NYC Earmarks $4.1 million for Immigrant Children

Bitta Mostofi at the Sept. 17 briefing at City Hall. (Screen shot from video on First Lady Chirlane McCray Facebook page)

At a City Hall briefing Monday morning where a group of 16 volunteer attorneys and social workers reported back from spending a week in Texas assisting immigrant families in detention, it was announced that the city would earmark $4.1 million to provide legal assistance to separated children and unaccompanied minors still residing in NYC. Bitta Mostofi, NYC commissioner of Immigrant Affairs, led the group, and the Mayor’s Fund helped to provide support for the group’s travel to the South Texas Family Residential Center in Dilley, Texas.

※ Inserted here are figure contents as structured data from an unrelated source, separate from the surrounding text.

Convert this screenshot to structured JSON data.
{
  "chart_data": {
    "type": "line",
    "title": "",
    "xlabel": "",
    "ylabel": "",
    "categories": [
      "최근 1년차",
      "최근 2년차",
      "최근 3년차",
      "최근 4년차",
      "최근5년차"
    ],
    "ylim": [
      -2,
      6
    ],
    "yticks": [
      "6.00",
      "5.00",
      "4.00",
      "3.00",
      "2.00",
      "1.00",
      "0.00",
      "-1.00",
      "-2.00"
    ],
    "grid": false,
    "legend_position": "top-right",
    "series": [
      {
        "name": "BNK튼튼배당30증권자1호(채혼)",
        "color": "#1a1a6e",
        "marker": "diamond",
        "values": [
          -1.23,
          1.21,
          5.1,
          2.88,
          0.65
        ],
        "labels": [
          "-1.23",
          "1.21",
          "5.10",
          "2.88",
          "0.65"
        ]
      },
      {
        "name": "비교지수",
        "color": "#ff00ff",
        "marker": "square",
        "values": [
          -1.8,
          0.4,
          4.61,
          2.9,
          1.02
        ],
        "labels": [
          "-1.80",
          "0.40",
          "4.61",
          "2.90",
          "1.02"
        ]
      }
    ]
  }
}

At present, said Mostofi, about 40 children remain in the city, out of the more than 300 who earlier this year had been separated from the parents and placed in residential centers here. A court order forcing the federal government to reunite families succeeded in doing so for the majority of the children in NYC. However, many children ended up being reunited in detention centers.

Meanwhile, unaccompanied minors living in the city – who have made their way here in recent years, fleeing violence in Central America – number nearly 1,500, Mostofi estimated. The $4.1 million, which will also go toward legal risk assessments and screening for those seeking to sponsor migrant children, should help “more than 900 children” in the city who currently don’t have any legal representation, noted Department of Social Services Commissioner Steven Banks. The city will reach out to children who “need a helping hand, not the back of hand,” said Banks. The $4.1 million is coming from the $30 million the city has already budgeted toward legal services for immigrants. Under federal immigration law, there is no requirement that immigrants receive legal counsel, but some cities such as New York are helping to provide such representation.

The group that worked 12 hours a day for a week at the Dilley Pro Bono Project, part of the Immigration Justice Campaign, spoke primarily with mothers. The lawyers assisted many of the women in prepping for “credible and reasonable fear interviews” that immigration officials conduct with migrants seeking asylum. They, and the social workers who attempted to provide some help to the immigrants, heard harrowing stories about the migrants’ experiences with violence in their home countries in Central America and their desperate need to shield their children from that violence. They also heard mothers report that, once reunited with children they had recently been separated from during the Trump administration’s “zero-tolerance” policy this summer, the children sometimes accused their parents of abandoning them.

For the mothers and children alike, the experience was traumatic. Mostofi spoke about hearing mothers say, first off when they began to talk with the volunteers, “51, 52, 53” the numbers of days they had been separated from their children. She said that the concern for all the mothers they met was “first and foremost, for their children – a commonality that binds us all.”

“To inflict this kind of lasting trauma on children, on families, is unconscionable,” she said. The city did many things to try to “heal some of the hurt” suffered by children who had been separated from their families and placed in NYC, from offering psychiatric services and health care at local hospitals, to distributing books and games, to facilitating trips to museums and zoos. She said that “of course none of that can take the place of being with their families. The Trump administration has risked causing permanent harm to thousands of immigrant children including those already suffering trauma from experiences they faced in their home countries. This disregard for the humanity of immigrant families and children is truly appalling.”

Mostofi stressed that pressure on the federal government – from the public and the courts – must continue. Such pressure prompted the administration to reverse family separation, and court orders forced it to allow 1,000 parents whose children were taken from them a second chance to make their case for asylum. Now, though, the federal government has proposed a rule to extend detention. While family separation is “horrific,” she said, “detention is not an acceptable alternative.”